Sebagian besar para wanita sontak menyerukan hujatan kepada si pelaku yang tega melakukan kekerasan berat hingga membuat isterinya cedera parah.
Sementara sebagian lagi merasa kecewa karena lelaki yang terlihat baik-baik saja, selalu memperlihatkan tawa cerianya, terutama ketika sedang bersama sang istri, mana good looking pula, ternyata aslinya merupakan sosok yang 'ringan tangan'.
Seandainya 'ringan tangan' yang dimaksud adalah dalam artian positif seperti suka membantu orang lain, justru malah bagus, namun sayangnya 'ringan tangan' di sini berkonotasi negatif yang berarti kasar atau mudah sekali melakukan kekerasan terhadap orang lain.
Akibat perbuatan pelaku, kabarnya pihak dari korban sudah melakukan pelaporan kepada kepolisian, dan segera dilakukan proses visum atas luka lebam yang diderita korban untuk membuktikannya, bahkan korban sampai harus dirawat di rumah sakit untuk perawatan dan pemulihannya.

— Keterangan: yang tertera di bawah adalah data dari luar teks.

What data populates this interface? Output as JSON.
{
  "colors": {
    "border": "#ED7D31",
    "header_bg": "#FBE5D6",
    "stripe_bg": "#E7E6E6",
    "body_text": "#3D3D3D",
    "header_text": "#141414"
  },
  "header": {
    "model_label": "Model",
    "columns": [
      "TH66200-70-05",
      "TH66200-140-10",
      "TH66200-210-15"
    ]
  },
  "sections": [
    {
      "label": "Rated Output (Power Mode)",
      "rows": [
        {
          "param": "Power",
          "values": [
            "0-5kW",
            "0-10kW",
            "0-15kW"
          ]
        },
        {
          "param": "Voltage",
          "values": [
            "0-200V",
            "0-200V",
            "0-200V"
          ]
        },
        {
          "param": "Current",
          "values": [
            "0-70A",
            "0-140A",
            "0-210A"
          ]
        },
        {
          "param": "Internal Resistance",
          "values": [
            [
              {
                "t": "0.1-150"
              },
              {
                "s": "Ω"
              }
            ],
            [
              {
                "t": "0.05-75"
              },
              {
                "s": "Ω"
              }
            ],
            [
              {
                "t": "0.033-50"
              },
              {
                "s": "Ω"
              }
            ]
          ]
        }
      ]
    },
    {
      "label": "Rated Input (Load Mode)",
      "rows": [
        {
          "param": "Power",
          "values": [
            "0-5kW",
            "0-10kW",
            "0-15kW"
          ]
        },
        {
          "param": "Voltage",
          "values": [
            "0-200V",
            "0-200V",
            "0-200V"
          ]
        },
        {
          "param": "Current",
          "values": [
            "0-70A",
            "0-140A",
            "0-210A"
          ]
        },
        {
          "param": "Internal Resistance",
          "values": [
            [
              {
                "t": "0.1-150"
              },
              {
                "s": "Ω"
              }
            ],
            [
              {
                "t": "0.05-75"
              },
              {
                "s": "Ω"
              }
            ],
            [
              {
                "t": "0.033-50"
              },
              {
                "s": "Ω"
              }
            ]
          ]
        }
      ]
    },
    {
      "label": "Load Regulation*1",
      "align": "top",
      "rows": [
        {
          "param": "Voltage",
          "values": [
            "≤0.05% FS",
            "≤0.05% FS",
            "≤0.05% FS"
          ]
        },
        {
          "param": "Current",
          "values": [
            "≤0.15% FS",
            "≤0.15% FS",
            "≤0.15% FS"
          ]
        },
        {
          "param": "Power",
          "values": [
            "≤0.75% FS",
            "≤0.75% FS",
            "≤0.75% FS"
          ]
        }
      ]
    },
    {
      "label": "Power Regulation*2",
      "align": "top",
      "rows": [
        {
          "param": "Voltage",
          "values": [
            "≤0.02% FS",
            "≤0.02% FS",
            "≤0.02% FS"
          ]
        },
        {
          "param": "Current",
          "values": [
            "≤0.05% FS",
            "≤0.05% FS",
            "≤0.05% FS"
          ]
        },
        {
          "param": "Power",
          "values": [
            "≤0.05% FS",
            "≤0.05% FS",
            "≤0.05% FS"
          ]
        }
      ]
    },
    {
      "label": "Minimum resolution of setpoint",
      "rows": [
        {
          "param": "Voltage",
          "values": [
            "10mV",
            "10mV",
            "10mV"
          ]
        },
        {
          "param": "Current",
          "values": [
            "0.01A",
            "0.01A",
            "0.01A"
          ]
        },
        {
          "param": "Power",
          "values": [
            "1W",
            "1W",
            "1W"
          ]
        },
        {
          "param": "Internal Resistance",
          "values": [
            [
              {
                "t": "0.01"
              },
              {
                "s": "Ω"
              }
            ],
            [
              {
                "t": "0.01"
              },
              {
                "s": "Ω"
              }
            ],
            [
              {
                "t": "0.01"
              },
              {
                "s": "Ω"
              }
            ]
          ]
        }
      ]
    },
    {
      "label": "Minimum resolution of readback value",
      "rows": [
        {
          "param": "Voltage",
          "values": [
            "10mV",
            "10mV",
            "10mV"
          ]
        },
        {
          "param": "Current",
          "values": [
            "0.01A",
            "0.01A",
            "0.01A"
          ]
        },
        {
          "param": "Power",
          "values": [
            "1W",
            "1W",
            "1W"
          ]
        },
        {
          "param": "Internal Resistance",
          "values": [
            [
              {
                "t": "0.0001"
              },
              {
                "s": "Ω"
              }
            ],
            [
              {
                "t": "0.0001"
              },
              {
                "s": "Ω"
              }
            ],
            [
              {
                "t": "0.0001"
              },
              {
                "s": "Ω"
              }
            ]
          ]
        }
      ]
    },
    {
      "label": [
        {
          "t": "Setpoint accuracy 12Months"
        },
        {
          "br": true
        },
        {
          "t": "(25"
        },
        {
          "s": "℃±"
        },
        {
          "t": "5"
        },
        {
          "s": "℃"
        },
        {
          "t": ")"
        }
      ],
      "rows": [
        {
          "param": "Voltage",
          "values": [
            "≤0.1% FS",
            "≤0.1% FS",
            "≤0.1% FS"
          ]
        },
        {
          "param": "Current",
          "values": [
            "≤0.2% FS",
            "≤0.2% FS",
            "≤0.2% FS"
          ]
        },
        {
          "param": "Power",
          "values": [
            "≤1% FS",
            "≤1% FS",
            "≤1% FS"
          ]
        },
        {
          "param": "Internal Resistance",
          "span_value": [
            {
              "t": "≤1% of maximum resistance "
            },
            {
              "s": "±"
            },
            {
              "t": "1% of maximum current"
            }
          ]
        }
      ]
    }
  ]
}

Hal itu membuat si suami terlibat permasalahan hukum, sehingga sebagian besar netizen menyerukan cacian, makian, sumpah serapah, serta berharap agar keduanya bisa berpisah saja, sebelum terjadinya KDRT yang jauh lebih parah daripada yang sudah pernah dialaminya.
Konon kabarnya pula, KDRT tersebut menyebabkan kerongkongan si korban hingga nyaris bergeser, sedangkan sang korban adalah seorang biduan dimana caranya mencari nafkah adalah dengan cara menjual suara.
Setiap orang yang mendengar kabarnya merasa ikut tersakiti dan berpikir tentang betapa kejinya sang suami yang bukan hanya ingin menghancurkan istrinya secara mental melainkan juga menghancurkan fisiknya secara total hingga untuk melanjutkan hidup pun sudah tak berdaya lagi.
Apalagi sang biduan dan keluarganya langsung berangkat umroh setelah kejadian, untuk meminta petunjuk kepada Allah, dan sempat tertangkap basah kamera peserta umroh yang lain saat si biduan sedang berpelukan dengan ayahandanya sambil menangis tersedu-sedu.
Hati wanita mana yang tak ikut iba ketika melihat seorang wanita tersakiti begitu dalamnya, seperti sudah diselingkuhi, digebukin pula!
Sebagai sesama wanita, hampir seluruh istri sah dan para emak beranak bersatu padu ikut meratap sekaligus merutuk dan menyumpah serapah.
Betapa laknatnya seorang lelaki yang sampai hati menggunakan tangan dan bibirnya guna menyakiti seorang wanita yang sudah menjadi ibu dari anak-anaknya.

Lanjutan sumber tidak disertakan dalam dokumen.